We would never advise that confronting a burglar is the best course of action. While we may be lucky in the UK in that we can assume that the burglar doesn’t have a gun, (the reverse being true in the USA), we also don’t know what that individual is capable of. Burglars know they may need to defend themselves and will normally carry some kind of weapon, or have had training they can use to defend themselves. In most cases, it is best not to engage with the burglar and not even let them know you are aware of their presence (if they break in during the night assuming everyone is asleep). Burglars are interested in relieving you of your valuables, not taking your life, although there is no telling what they might do when cornered. It is always best not to put yourself in danger.
With this in mind, we know that some people with police training, martial arts experience or other physical capacity to defend themselves against attack may decide to take on a home invader, so it’s important to know where the law stands on this matter, and what is defined as “reasonable force”. The 2013 Crime and Courts Act gave some clarity to the matter, and ruled that homeowners could use disproportionate and reasonable force to defend themselves against attack in their own home, as long as it was not “grossly disproportionate”.
Personal definitions may vary here, but generally speaking you would be within your rights to attack an intruder if they were actively threatening you. However, creeping up behind them and striking them on the back of the head could be construed as disproportionate, as your life was not actually in danger in that moment of striking them. Courts would take an individual view on this if there were mitigating circumstances, (for example, a single woman living along taking this action against a male twice her size), but generally speaking, attacking from behind would be disproportionate.

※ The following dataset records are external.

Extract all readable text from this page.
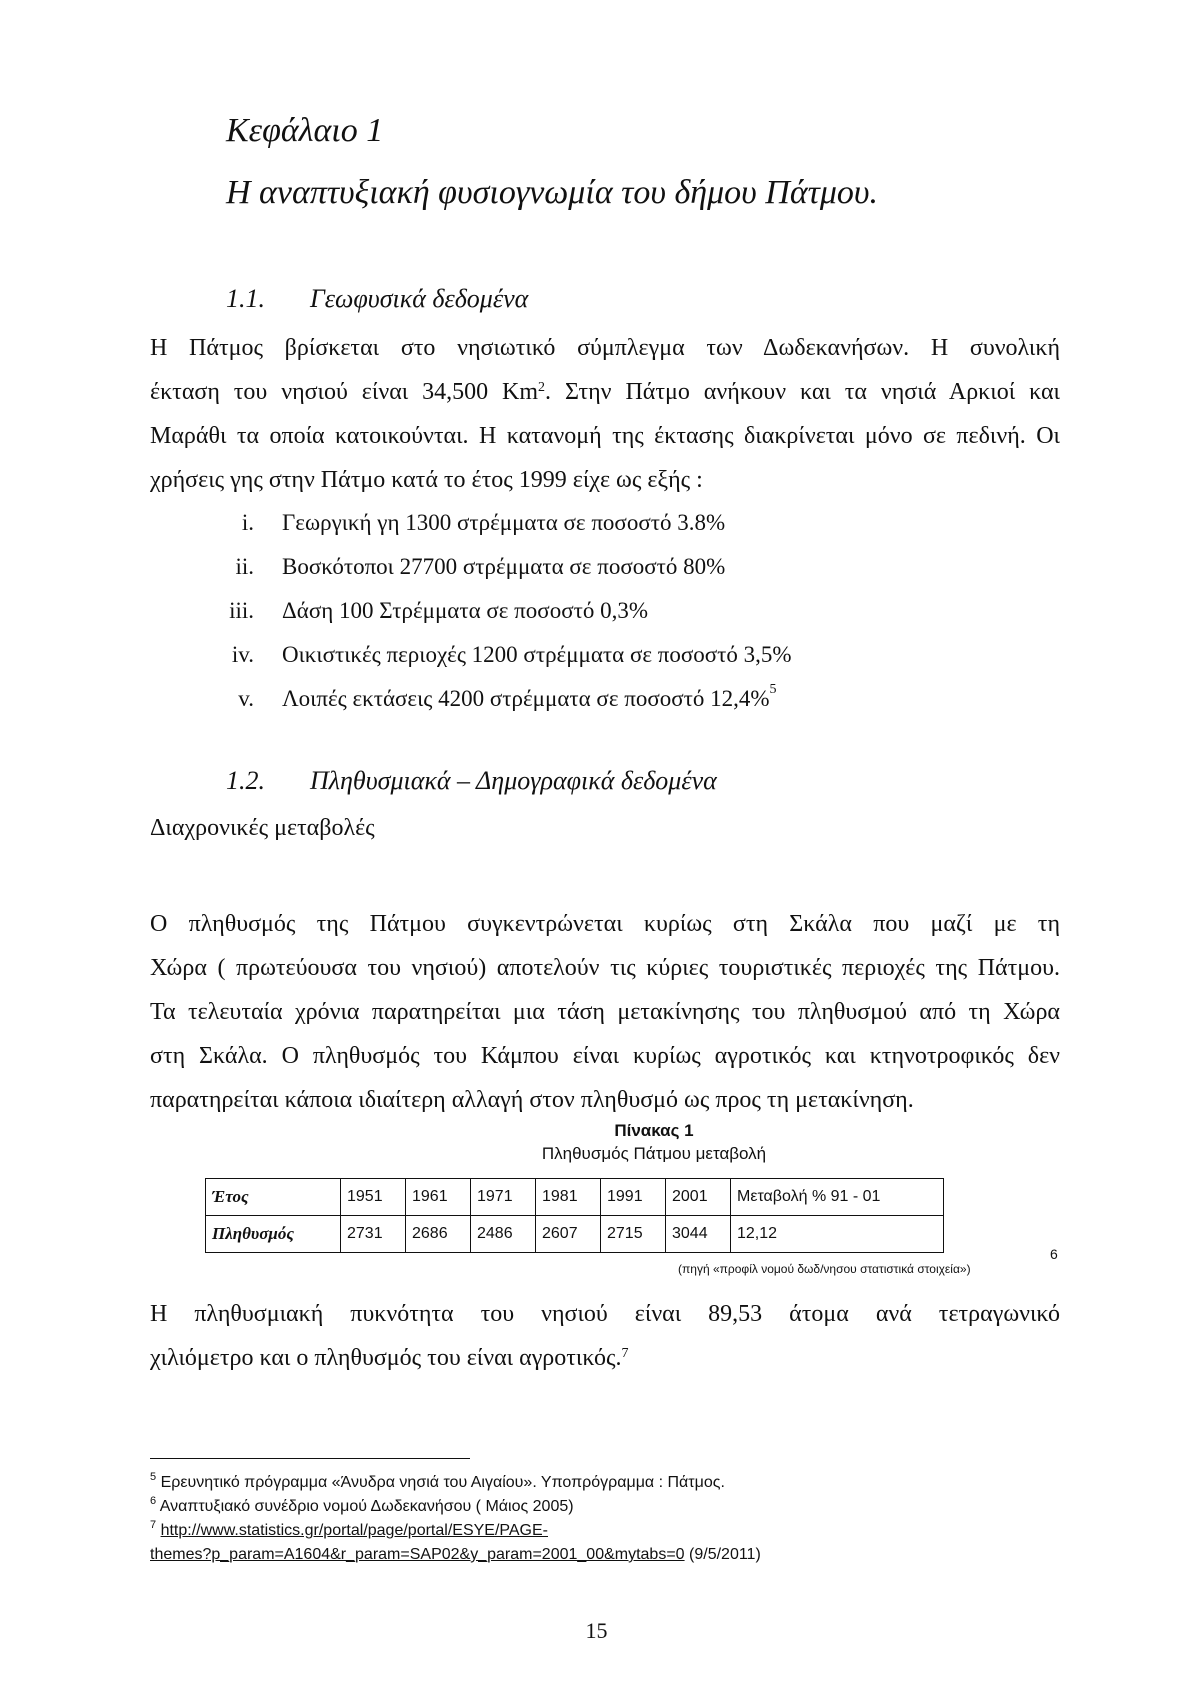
Κεφάλαιο 1
Η αναπτυξιακή φυσιογνωμία του δήμου Πάτμου.
1.1. Γεωφυσικά δεδομένα
Η Πάτμος βρίσκεται στο νησιωτικό σύμπλεγμα των Δωδεκανήσων. Η συνολική
έκταση του νησιού είναι 34,500 Km$^2$. Στην Πάτμο ανήκουν και τα νησιά Αρκιοί και
Μαράθι τα οποία κατοικούνται. Η κατανομή της έκτασης διακρίνεται μόνο σε πεδινή. Οι
χρήσεις γης στην Πάτμο κατά το έτος 1999 είχε ως εξής :
i. Γεωργική γη 1300 στρέμματα σε ποσοστό 3.8%
ii. Βοσκότοποι 27700 στρέμματα σε ποσοστό 80%
iii. Δάση 100 Στρέμματα σε ποσοστό 0,3%
iv. Οικιστικές περιοχές 1200 στρέμματα σε ποσοστό 3,5%
v. Λοιπές εκτάσεις 4200 στρέμματα σε ποσοστό 12,4%$^5$
1.2. Πληθυσμιακά – Δημογραφικά δεδομένα
Διαχρονικές μεταβολές
Ο πληθυσμός της Πάτμου συγκεντρώνεται κυρίως στη Σκάλα που μαζί με τη
Χώρα ( πρωτεύουσα του νησιού) αποτελούν τις κύριες τουριστικές περιοχές της Πάτμου.
Τα τελευταία χρόνια παρατηρείται μια τάση μετακίνησης του πληθυσμού από τη Χώρα
στη Σκάλα. Ο πληθυσμός του Κάμπου είναι κυρίως αγροτικός και κτηνοτροφικός δεν
παρατηρείται κάποια ιδιαίτερη αλλαγή στον πληθυσμό ως προς τη μετακίνηση.
Πίνακας 1
Πληθυσμός Πάτμου μεταβολή
Έτος	1951	1961	1971	1981	1991	2001	Μεταβολή % 91 - 01
Πληθυσμός	2731	2686	2486	2607	2715	3044	12,12
6
(πηγή «προφίλ νομού δωδ/νησου στατιστικά στοιχεία»)
Η πληθυσμιακή πυκνότητα του νησιού είναι 89,53 άτομα ανά τετραγωνικό
χιλιόμετρο και ο πληθυσμός του είναι αγροτικός.$^7$
$^5$ Ερευνητικό πρόγραμμα «Άνυδρα νησιά του Αιγαίου». Υποπρόγραμμα : Πάτμος.
$^6$ Αναπτυξιακό συνέδριο νομού Δωδεκανήσου ( Μάιος 2005)
$^7$ http://www.statistics.gr/portal/page/portal/ESYE/PAGE-
themes?p_param=A1604&r_param=SAP02&y_param=2001_00&mytabs=0 (9/5/2011)
15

If the intruder is in the process of approaching you and you believe they will attack, then you can strike first as you reasonably believe your life is in danger. To continue to attack after the intruder is on the floor, or otherwise detained, would be against the law as you have neutralised the threat and they cannot cause any harm to you if they are unconscious or restrained.
In terms of weapons, it would best not to grab a knife as all you would be doing is introducing a bladed weapon into the situation which could then be used against you. A blunt, heavy object is a little safer but do remember that any weapon you grab can be taken from you and used against you – exercise caution here.
If the burglar flees, you are within your right to give chase and restrain them if you are able. You can legally use reasonable force to retrieve your property and to restrain the criminal; you can even perform a citizen’s arrest.
Our recommended course of action is to call the police, and do not confront or engage with a burglar. However, if you are confident you will not come to any harm (if you’re a kickboxing champion, for example) then you may decide that on balance, you could attempt to stop the crime and restrain the burglar. It is hard, though, to act rationally and reasonably in the heat of the moment, so this should always be a last resort and only if you fear for you safety.